Un Voyage Épique Après la Guerre : Synopsis
L’intrigue de « The Brutalist » suit László Tóth (Adrien Brody), un architecte visionnaire d’origine hongroise et juive, formé au Bauhaus et survivant du camp de concentration de Buchenwald. Après la Seconde Guerre mondiale, en 1947, il émigre aux États-Unis cherchant à reconstruire sa vie, son héritage professionnel et à retrouver son épouse Erzsébet (Felicity Jones), journaliste et également survivante de l’Holocauste (Dachau), et sa nièce orpheline, Zsófia (Raffey Cassidy), qui restent initialement piégées en Europe.
Son arrivée à Philadelphie est marquée par la lutte et la difficulté.

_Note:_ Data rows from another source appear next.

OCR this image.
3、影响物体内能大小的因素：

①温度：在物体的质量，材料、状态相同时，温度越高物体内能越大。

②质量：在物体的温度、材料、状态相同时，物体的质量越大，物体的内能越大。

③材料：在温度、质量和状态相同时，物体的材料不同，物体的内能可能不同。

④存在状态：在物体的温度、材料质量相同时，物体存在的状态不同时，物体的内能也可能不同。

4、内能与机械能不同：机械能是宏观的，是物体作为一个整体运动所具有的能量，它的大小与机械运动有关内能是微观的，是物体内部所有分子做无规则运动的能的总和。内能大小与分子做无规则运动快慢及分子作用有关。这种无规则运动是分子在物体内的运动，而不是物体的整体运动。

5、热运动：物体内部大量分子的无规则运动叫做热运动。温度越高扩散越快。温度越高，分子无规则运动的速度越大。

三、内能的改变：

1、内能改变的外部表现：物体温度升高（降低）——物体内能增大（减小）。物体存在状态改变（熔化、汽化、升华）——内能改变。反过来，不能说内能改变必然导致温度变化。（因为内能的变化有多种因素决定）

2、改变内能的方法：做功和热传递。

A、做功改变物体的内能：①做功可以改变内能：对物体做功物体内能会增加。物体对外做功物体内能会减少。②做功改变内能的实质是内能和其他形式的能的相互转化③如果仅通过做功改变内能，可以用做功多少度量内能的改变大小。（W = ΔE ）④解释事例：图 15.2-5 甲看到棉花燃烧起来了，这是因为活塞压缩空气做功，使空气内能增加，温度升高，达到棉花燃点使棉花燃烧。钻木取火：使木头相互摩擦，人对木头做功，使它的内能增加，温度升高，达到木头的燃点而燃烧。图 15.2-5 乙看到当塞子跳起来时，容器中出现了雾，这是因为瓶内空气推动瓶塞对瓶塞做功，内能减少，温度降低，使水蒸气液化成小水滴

Il affronte les pressions d’assimilation de son cousin Attila (Alessandro Nivola), subit des échecs initiaux qui le mènent à la précarité et même à la dépendance à l’héroïne. Cependant, son destin change radicalement lorsque l’énigmatique et riche industriel Harrison Lee Van Buren (Guy Pearce) reconnaît son extraordinaire talent et lui confie un projet monumental : la création de l’Institut Van Buren, un ambitieux centre communautaire. Comme le prévient ominously le film, « amasser du pouvoir et se forger un héritage a un prix ».

Les Personnages
- László Tóth (Adrien Brody) : Le protagoniste est un creuset de génie, de traumatisme, d’ambition et de défauts. L’héritage hongrois et juif de Brody lui-même apporte une couche supplémentaire d’authenticité à une interprétation qui a été universellement acclamée et récompensée.
- Erzsébet Tóth (Felicity Jones) : L’épouse de László n’est pas une figure passive. En tant que journaliste et survivante, elle possède une perception aiguë et agit comme une boussole morale, montrant dès le début sa méfiance envers Van Buren. Sa propre trajectoire et sa perspective sont fondamentales pour la narration.
- Harrison Lee Van Buren (Guy Pearce) : Le mécène millionnaire est une figure fascinante et ambiguë. La relation qu’il établit avec László est l’axe sur lequel pivote une grande partie du drame, oscillant entre le mentorat, l’exploitation et une tension sous-jacente que certains interprètes suggèrent pourrait avoir des connotations romantiques. La performance de Pearce lui a également valu d’importantes nominations.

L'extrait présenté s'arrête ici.